Fin avril, le téléphone sonne. C’est la directrice d’Abdel. Elle ne va pas mieux, mais ce qu’elle a à vous dire est important !
- Abdel vient de m’appeler et comme je déteste les bruits qui courent, je me permets de t’appeler pour ne pas que tu paniques !
- Ah bon ? Mais que se passe-t-il ?
- En fait, l’hôtel est en passe d’être racheté par une fondation du canton de Vaud, ce qui annulerait ton mandat, mais je veux absolument que tu saches qu’Abdel a été très clair à ton sujet : si ce n’est pas dans cet hôtel, ce sera dans un autre, on en possède assez et le concept de cette hôtel team-building, on y croit à fond. Donc je te rappelle en début d’après-midi pour te dire où cela en est.
Vers 15 heures, la directrice rappelle :
- Le deal ne s’est pas fait, donc on reste sur ce qu’on a dit, on va le faire cet hôtel. Je suis trop contente.
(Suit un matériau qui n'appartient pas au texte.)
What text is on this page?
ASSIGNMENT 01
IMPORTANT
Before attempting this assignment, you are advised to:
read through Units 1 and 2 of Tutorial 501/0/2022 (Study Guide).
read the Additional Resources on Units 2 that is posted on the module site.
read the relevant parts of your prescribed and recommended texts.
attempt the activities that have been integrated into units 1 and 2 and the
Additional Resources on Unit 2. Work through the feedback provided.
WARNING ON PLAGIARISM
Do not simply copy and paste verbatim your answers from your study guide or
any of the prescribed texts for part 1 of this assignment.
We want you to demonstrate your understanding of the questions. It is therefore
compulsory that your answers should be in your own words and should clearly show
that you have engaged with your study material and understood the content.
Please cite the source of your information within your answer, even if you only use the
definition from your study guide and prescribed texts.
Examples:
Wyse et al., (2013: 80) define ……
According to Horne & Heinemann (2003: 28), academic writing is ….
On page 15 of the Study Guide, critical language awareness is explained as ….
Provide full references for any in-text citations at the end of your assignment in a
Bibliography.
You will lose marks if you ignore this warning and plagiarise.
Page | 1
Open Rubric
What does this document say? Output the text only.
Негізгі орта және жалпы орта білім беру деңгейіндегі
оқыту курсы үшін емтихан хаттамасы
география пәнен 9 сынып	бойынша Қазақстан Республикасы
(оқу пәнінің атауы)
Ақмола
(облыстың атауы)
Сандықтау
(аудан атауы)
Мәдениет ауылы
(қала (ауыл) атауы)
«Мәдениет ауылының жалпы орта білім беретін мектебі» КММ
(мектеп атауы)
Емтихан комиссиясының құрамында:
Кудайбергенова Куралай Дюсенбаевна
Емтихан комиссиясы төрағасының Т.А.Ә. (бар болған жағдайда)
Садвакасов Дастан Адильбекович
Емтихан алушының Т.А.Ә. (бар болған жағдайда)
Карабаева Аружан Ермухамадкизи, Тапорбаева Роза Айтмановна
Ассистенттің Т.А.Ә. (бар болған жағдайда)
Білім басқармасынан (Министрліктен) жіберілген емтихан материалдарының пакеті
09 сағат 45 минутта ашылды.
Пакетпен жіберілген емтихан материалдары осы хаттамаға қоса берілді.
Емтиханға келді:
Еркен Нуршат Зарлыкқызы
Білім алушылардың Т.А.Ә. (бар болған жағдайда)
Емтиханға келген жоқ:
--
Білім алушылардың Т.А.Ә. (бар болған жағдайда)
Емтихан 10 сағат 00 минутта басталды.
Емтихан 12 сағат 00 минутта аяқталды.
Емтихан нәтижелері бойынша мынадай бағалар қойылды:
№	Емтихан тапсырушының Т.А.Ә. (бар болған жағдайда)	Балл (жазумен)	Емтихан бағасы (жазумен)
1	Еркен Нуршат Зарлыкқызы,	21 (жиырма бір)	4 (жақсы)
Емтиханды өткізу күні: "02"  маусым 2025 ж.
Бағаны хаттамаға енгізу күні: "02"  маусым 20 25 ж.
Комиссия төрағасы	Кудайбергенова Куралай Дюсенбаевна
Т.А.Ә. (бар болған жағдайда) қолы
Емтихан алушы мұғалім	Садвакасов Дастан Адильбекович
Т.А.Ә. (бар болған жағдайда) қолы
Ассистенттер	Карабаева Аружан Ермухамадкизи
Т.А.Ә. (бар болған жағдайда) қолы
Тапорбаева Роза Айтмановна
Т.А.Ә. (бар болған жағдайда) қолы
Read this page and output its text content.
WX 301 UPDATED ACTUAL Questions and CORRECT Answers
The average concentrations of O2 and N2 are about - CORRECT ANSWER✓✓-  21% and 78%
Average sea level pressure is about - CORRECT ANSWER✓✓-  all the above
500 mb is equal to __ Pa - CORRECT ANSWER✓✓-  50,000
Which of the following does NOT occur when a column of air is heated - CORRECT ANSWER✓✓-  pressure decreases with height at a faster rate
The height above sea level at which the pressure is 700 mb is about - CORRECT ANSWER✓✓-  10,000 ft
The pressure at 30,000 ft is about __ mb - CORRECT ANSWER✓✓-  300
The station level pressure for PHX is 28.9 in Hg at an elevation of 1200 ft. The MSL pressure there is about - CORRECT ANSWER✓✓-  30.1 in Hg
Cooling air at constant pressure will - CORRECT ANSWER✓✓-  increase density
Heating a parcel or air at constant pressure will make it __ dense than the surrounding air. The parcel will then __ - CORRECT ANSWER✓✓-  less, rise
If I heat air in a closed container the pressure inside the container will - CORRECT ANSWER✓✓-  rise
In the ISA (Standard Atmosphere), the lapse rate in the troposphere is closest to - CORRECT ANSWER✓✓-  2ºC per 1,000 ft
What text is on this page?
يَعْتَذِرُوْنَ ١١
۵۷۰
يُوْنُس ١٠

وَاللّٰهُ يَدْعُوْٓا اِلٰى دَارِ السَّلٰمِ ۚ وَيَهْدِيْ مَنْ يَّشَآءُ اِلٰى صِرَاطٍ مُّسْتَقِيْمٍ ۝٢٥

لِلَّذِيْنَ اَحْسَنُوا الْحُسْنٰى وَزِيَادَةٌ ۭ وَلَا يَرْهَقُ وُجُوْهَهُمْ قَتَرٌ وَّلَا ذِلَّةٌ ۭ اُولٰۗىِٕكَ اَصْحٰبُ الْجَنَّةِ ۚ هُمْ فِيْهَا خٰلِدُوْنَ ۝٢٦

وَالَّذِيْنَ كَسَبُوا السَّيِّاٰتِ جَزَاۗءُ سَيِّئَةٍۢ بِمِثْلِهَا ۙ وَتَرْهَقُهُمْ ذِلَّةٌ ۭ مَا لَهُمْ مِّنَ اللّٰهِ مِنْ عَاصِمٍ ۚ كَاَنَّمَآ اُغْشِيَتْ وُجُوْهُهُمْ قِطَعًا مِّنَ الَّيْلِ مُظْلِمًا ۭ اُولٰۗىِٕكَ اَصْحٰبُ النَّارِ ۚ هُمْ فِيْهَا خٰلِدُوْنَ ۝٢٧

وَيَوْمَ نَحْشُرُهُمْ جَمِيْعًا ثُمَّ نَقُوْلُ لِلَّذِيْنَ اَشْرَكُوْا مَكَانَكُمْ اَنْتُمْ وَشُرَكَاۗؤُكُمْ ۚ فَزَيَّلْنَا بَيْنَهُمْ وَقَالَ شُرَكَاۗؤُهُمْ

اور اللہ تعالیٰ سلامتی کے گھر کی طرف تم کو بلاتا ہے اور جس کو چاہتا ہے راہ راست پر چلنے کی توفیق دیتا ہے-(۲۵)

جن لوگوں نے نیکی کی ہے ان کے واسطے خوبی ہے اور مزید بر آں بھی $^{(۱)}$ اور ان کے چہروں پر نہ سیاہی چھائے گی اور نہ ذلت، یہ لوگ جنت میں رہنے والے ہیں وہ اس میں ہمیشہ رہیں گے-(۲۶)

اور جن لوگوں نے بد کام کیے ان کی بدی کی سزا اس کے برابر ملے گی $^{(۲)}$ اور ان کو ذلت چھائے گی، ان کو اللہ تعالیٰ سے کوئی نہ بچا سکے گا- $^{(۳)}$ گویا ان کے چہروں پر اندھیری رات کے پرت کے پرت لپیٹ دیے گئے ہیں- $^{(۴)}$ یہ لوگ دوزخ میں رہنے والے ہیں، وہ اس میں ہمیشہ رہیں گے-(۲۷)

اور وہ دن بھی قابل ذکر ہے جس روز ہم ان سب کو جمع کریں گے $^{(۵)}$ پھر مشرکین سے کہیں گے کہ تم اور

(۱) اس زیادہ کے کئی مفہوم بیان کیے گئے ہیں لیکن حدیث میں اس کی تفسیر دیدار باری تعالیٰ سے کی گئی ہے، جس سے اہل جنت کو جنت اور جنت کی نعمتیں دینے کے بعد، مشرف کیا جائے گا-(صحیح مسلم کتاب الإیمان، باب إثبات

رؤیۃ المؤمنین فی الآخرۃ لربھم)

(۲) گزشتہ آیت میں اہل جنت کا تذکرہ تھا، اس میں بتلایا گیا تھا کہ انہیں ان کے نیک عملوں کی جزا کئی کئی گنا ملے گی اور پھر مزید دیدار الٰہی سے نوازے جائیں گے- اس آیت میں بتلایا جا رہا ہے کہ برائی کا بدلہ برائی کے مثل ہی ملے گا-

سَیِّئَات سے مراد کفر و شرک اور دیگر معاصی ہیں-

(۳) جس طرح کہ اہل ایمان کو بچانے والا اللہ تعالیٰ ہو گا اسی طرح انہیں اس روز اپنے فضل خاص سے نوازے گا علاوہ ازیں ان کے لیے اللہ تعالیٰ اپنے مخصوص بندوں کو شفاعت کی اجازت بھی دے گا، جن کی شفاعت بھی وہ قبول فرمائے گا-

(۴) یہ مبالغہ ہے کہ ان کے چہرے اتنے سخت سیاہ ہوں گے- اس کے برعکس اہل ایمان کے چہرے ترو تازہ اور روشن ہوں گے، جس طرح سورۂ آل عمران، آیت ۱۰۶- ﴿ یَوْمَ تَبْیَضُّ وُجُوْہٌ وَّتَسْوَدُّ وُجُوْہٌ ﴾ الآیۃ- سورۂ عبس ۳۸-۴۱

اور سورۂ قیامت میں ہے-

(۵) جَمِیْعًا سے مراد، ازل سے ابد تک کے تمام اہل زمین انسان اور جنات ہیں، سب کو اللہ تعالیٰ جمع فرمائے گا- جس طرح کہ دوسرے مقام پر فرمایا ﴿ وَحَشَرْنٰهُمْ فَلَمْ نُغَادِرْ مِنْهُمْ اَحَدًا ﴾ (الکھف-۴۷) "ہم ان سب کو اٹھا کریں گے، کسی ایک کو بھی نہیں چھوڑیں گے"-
- Mais le fait qu’il ait voulu vendre, c’est un “mauvais” signe, non ?
- Non, c’était une opportunité, Abdel a tenté de la saisir, mais ne t’inquiètes pas. D’ailleurs je lui ai dit, parce qu’il m’a demandé : “mais si ça ne se fait pas, ce parc, HENIGMA me coûterait combien ?”, alors j’ai rigolé et je lui ai expliqué que ton contrat était tellement en béton qu’il finirait par lui coûter presque un million de francs suisses, donc tu vois, tu n’as pas à t’inquiéter. Toutes les choses sont très claires dans nos têtes à tous les trois.
Vous n’avez pas à vous inquiéter !
Début mai, c’est la secrétaire de direction d’Abdel en personne qui vous appelle : Abdel souhaite vous rassurer. Il demande à vous parler. Il propose une visioconférence entre vous vendredi prochain à 13 heures.
Vous acceptez, soulagé.
Le téléphone se passe bien, Abdel vous explique qu’il y a eu des retards et qu’il a eu peur que vous abandonniez le projet. Mais si vous êtes toujours partant, l’argent sera sur votre compte lundi !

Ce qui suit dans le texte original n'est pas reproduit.